This one is pretty funny, no cannibals or gore here, and I did a tweet thread about it earlier this month. I discovered this story in the London Post, Aug. 1770. I came across it while looking up other stories for the co-written 18thC Slasher WIP (working title: REDSTONE) research.
The following story has made some noise in the neighbourhood of May-fair: A celebrated lady of quality, in the absence of her old gallant (Gen. C.) was entertaining herself in an agreeable tete a tete with a young beau, the son of a noble Lord; when in the interim her old gentleman returned; the lady (as is common in such cases) locked the young man into a closet, and put the key in her pocket. The old lover, finding the lady dressed, insisted that she should accompany him to Ranelagh. Her favourite maid was out; she had therefore no one to communicate the closet secret to: however, she made herself easy with thinking that she would feign herself indisposed and stay but a short time at Ranelagh; but happening to join an agreeable party there, the company, the music &c. all conspired to make her forget her imprisoned beau, and away they all went to Vauxhall, from whence they did not return until four in the morning. In the mean time the closeted gentleman made various efforts to regain his liberty. In the morning the house maid came to clean the room, when hearing an odd noise (for he was by that time asleep and snoring) she alarmed the house, and Insisted that the closet was haunted, for she was sure no human being could be there. In short, the lady was obliged to come and release the lover, who to his no small mortification, is, since this event, nick-named The Ghost.

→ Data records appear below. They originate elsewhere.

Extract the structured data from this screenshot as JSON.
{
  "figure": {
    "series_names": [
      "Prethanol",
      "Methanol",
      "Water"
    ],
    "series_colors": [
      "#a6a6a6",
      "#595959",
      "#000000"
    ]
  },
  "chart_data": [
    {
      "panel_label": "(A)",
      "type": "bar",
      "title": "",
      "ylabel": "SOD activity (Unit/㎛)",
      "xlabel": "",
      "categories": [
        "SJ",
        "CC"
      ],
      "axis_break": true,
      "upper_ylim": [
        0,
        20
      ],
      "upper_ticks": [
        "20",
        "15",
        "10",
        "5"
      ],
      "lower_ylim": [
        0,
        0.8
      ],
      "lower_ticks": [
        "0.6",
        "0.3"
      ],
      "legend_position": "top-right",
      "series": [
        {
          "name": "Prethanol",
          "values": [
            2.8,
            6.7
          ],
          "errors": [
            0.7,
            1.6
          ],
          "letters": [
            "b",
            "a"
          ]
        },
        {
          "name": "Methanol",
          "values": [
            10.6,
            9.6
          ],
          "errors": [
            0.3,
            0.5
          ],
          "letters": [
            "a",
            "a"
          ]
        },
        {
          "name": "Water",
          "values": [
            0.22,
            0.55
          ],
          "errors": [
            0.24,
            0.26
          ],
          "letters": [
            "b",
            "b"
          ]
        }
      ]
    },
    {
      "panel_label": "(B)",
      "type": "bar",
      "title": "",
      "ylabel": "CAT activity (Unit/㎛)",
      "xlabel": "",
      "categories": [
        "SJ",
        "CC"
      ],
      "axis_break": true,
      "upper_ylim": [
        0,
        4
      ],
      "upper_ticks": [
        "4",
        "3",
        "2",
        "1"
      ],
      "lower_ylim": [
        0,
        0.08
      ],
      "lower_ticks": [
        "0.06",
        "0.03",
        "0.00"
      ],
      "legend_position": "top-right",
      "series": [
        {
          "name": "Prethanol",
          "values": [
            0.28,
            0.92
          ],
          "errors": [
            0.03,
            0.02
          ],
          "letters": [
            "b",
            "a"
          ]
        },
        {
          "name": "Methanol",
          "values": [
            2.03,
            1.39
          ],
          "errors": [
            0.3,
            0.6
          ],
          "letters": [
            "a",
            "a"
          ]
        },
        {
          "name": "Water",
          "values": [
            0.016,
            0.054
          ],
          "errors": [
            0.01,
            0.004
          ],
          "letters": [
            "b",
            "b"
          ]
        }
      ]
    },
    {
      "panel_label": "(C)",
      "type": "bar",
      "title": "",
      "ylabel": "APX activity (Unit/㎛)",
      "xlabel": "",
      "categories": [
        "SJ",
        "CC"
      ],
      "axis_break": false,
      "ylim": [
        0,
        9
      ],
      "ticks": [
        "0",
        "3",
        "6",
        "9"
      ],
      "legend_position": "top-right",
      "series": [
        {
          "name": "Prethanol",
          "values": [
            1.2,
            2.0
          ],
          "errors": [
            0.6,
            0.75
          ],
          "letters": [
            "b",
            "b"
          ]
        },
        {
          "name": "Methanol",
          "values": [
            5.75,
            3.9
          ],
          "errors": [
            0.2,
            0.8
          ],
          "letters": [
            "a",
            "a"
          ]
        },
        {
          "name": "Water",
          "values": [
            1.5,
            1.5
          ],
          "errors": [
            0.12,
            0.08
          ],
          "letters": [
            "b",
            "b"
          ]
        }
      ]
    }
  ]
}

This one just made me laugh, and I think requires no detailed discussion! Hope you enjoyed it too! I think my favourite line is “as is common in such cases”, which absolutely creased me. So many lads locked in closets. Just a standard drill.
May-fair: Mayfair, the affluent district in London.
closet: a large wardrobe, possibly like one of these.
old gallant: her admirer, beau, in this case a General in the British Army (Gen. C.) – the paper only gives his initial but that would be enough for most of the social circle to know exactly who this referred to.
Ranelagh: Ranelagh Pleasure Gardens were set up to rival Vauxhall, but there was nowhere to get a decent drink (tea or coffee was fine) and no gambling.
Vauxhall: Vauxhall Pleasure Gardens were accessible across the river by boat, which at night must have been a more exciting start to the evening’s entertainment, and walks in the gardens were well-lit but also had a mix of more secluded places for promenading or slipping off for something naughtier.